Brussels.
The EU wants to reduce CO2 emissions with tighter price surcharges – which consumers face, where Germany is a pioneer.

Higher prices instead of bans: the European Union wants consumers and manufacturers in Germany and Europe to buy more in the coming years with increased price increases for climate-damaging energy climate protection force. The consequences will be far-reaching, for industry as well as for consumers: in many cases, electricity, heating and fuel will become more expensive every year across Europe.

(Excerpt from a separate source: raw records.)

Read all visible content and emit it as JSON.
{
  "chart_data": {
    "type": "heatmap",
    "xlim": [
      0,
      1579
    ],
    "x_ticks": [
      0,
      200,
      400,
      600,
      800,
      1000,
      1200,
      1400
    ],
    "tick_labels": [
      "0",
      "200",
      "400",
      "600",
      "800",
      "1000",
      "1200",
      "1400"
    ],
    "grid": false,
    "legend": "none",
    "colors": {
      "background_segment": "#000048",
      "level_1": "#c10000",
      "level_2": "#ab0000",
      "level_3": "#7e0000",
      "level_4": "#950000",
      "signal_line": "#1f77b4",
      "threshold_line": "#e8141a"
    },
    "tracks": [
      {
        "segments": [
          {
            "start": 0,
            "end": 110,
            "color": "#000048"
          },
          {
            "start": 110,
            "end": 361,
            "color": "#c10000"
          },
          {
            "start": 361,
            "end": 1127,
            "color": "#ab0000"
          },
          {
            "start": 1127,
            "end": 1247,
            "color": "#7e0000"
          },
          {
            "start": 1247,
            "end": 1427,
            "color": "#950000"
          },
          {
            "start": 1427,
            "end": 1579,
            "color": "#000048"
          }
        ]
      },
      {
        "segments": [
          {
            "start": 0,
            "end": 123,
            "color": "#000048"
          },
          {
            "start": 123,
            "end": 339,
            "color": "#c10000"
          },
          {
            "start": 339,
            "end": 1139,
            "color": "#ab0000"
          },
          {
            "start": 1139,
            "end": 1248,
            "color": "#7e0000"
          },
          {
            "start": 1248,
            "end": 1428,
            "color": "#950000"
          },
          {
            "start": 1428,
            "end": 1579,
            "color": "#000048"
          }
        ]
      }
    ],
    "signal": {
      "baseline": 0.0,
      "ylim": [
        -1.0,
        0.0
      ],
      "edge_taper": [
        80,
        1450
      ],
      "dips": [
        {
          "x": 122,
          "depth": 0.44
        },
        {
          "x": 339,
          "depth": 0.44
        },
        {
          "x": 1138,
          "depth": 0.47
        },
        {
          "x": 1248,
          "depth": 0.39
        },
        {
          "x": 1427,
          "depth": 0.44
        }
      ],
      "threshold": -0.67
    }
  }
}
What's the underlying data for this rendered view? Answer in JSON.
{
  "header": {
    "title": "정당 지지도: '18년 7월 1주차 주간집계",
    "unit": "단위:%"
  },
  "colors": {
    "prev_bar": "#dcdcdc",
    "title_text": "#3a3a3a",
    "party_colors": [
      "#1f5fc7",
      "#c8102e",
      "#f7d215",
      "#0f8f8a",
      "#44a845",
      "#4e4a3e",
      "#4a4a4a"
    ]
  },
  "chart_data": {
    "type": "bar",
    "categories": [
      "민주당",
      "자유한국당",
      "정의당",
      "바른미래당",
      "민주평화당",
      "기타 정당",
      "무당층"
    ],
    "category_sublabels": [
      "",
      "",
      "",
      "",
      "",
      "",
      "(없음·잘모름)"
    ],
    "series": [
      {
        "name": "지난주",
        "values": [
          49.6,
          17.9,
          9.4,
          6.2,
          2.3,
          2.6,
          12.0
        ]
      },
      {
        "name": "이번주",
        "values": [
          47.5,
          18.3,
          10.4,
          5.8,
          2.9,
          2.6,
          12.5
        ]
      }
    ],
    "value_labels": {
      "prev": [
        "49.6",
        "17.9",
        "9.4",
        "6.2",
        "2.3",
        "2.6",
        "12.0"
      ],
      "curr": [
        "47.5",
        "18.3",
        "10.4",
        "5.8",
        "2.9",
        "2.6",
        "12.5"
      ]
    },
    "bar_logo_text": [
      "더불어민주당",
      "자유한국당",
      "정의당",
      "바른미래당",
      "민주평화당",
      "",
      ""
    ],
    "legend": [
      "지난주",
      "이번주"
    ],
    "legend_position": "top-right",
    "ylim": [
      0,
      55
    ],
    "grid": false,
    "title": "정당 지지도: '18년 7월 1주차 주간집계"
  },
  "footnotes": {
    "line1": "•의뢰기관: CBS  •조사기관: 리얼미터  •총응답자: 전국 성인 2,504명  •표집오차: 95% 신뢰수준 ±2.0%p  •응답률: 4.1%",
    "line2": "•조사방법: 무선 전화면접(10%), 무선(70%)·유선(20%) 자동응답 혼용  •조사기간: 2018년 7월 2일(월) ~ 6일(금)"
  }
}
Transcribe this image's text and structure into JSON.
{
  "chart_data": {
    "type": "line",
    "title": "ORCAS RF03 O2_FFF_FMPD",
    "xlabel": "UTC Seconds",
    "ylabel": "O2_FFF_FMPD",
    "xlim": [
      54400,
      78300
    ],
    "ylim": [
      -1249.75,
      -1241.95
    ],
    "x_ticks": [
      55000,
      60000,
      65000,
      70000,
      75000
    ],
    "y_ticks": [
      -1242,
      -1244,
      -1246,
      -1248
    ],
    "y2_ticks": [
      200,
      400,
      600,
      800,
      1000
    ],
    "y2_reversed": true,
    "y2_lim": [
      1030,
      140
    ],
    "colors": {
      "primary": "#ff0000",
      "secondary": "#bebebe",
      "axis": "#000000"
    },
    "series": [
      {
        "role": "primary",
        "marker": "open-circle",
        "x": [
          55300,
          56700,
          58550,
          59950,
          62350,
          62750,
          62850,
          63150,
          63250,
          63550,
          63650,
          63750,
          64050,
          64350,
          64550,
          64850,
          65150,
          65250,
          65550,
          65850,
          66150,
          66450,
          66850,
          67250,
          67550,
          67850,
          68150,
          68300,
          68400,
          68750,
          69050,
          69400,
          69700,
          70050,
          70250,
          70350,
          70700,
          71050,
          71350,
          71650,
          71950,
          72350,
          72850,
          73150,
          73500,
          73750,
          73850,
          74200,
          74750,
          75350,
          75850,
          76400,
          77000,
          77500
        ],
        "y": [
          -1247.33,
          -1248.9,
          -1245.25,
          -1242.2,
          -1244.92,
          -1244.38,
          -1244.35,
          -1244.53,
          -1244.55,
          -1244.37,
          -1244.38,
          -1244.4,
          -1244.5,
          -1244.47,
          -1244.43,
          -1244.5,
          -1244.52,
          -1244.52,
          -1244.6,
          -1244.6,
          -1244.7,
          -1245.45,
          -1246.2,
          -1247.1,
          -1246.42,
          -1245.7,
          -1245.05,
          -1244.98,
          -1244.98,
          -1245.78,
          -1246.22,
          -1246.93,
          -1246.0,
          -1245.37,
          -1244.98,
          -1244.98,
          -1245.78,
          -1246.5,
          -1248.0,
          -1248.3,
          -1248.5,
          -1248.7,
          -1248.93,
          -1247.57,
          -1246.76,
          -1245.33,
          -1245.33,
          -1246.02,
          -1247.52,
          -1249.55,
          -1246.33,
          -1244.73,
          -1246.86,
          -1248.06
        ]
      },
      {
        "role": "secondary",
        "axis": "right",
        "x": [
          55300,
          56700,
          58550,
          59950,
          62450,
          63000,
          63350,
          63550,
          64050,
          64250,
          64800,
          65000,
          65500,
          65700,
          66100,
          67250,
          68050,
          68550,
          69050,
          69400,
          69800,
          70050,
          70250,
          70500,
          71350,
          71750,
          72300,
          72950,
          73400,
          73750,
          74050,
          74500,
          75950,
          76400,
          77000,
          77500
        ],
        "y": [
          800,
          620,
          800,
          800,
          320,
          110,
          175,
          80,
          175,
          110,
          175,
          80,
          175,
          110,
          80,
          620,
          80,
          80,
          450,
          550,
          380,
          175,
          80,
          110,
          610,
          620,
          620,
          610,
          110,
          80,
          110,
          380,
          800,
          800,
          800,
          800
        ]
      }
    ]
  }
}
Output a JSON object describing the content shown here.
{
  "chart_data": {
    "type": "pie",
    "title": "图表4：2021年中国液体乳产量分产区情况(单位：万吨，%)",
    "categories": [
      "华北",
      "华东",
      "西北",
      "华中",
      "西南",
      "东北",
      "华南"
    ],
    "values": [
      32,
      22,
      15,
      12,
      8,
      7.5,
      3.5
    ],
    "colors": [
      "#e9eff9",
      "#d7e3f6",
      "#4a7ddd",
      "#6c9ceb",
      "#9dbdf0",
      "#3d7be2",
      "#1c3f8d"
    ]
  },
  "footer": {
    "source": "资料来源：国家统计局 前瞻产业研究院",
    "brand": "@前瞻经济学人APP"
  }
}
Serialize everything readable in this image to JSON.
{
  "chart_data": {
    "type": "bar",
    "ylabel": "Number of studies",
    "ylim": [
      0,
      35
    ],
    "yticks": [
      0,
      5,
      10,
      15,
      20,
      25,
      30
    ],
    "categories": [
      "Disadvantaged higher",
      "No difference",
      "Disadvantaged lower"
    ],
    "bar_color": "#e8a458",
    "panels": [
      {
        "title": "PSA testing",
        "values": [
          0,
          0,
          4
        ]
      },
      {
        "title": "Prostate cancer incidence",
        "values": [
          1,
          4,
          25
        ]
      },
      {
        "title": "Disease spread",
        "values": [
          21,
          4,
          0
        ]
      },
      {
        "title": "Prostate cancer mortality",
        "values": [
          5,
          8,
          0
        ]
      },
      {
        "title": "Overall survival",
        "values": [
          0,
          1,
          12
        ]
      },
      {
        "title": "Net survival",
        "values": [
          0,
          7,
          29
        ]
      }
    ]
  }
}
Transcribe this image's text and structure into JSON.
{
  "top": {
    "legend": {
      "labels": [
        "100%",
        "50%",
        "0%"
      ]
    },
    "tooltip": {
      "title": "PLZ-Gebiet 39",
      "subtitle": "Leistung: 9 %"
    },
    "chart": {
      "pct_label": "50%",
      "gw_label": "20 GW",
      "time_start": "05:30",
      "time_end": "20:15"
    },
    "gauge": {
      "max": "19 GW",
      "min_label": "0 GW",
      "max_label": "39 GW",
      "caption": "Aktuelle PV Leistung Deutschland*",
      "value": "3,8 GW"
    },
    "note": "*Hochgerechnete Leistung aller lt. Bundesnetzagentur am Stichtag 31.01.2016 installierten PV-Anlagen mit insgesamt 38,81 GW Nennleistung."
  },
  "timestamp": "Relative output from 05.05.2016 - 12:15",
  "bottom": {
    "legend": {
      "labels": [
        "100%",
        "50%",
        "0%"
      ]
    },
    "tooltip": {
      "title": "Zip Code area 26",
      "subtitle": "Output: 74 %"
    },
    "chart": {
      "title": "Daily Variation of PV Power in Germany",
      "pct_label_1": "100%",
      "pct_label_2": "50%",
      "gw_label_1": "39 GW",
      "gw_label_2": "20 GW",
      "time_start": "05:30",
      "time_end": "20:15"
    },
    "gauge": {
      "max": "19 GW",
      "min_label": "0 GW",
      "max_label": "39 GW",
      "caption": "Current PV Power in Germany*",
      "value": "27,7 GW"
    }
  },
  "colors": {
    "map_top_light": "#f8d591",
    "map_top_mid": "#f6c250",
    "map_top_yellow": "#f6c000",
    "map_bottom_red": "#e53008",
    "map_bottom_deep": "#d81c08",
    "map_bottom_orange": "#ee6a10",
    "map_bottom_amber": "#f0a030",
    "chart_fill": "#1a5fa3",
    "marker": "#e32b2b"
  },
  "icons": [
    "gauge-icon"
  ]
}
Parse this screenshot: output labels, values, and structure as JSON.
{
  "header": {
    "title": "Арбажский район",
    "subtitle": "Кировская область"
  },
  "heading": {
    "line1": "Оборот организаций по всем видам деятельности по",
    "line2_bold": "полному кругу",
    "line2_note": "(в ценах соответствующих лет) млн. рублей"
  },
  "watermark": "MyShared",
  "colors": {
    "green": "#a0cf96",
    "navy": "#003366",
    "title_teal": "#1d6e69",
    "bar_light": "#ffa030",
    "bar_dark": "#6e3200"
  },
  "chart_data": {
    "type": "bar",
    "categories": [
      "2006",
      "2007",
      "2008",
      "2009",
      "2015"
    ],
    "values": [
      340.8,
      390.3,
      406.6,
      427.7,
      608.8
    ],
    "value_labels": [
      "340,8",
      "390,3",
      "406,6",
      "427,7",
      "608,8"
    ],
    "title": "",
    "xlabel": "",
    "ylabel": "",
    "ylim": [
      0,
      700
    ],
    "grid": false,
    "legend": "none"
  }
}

The EU Parliament set the course on Tuesday: It passed a law with which the Emissionshandel will be significantly tightened in the next few years, and the price per tonne of C02 will rise as a result. The principle: Since 2005, energy-intensive industrial companies, electricity and heat producers in the EU have had to buy emission certificates for the carbon dioxide they emit. The price for C02 emissions is an incentive to produce in a more climate-friendly manner and to save energy. This market-based process is considered the heart of European climate protection policy.

In Germany, trade with the flushed pollution rights 13 billion euros in the federal budget last year. With the new directive, the EU is now turning this price screw and expanding the circle of those affected. On the one hand, the number of certificates will be gradually reduced, which means that the price will rise. Free certificates for particularly C02-intensive industrial sectors will be completely abolished within ten years. By 2030, the greenhouse gas emissions of the sectors involved are to be 62 percent below those of 2005.

Surcharges for transport and buildings: In Germany there is no going back

In addition, from 2027, road traffic and heat generation will also fall under the C02 price regime – i.e. refueling and heating. However: In Germany, traffic and buildings have been included in emissions trading with a national law since 2021, so over the next three years the price of a liter of petrol will increase by around 8 cents in this country. owner of Oil and gas heating or cars with internal combustion engines now have certainty that there will be no turning back in Germany when it comes to price increases for fossil fuels. According to the European plan, price jumps at petrol stations will initially remain more moderate than provided for in German law.







Intra-European emissions trading is now being more consistently included, which will make flying more expensive, and for the first time also maritime transport: the pollution rights for ships alone would save 35 times as much CO2 by 2030 as the controversial CO2 rules for cars, explained the CDU environmental politician Peter Liese, who was responsible for negotiating the law with the EU states on behalf of Parliament. He calls the new rules “the greatest climate protection law of all time”.

The revenue from the new pollution rights for traffic and buildings should be largely combined Climate Social Fund flow: With the money from this pot, the EU states should then help households and companies to cushion the increased costs – details are open and are to be regulated later at national level.

The Greens in the EU Parliament called for additional EU funds for the social fund: “It is disappointing that Commission President von der Leyen and many member states are ignoring the economic problems of many people,” said the spokesman for the German Green MEPs, Rasmus Andresen. So that European companies can continue to international competition the EU also wants to introduce a kind of CO2 tariff for imports: Non-European producers have to pay a levy if they want to sell energy-intensive products such as steel, cement or aluminum in the EU that were not manufactured according to European climate protection standards.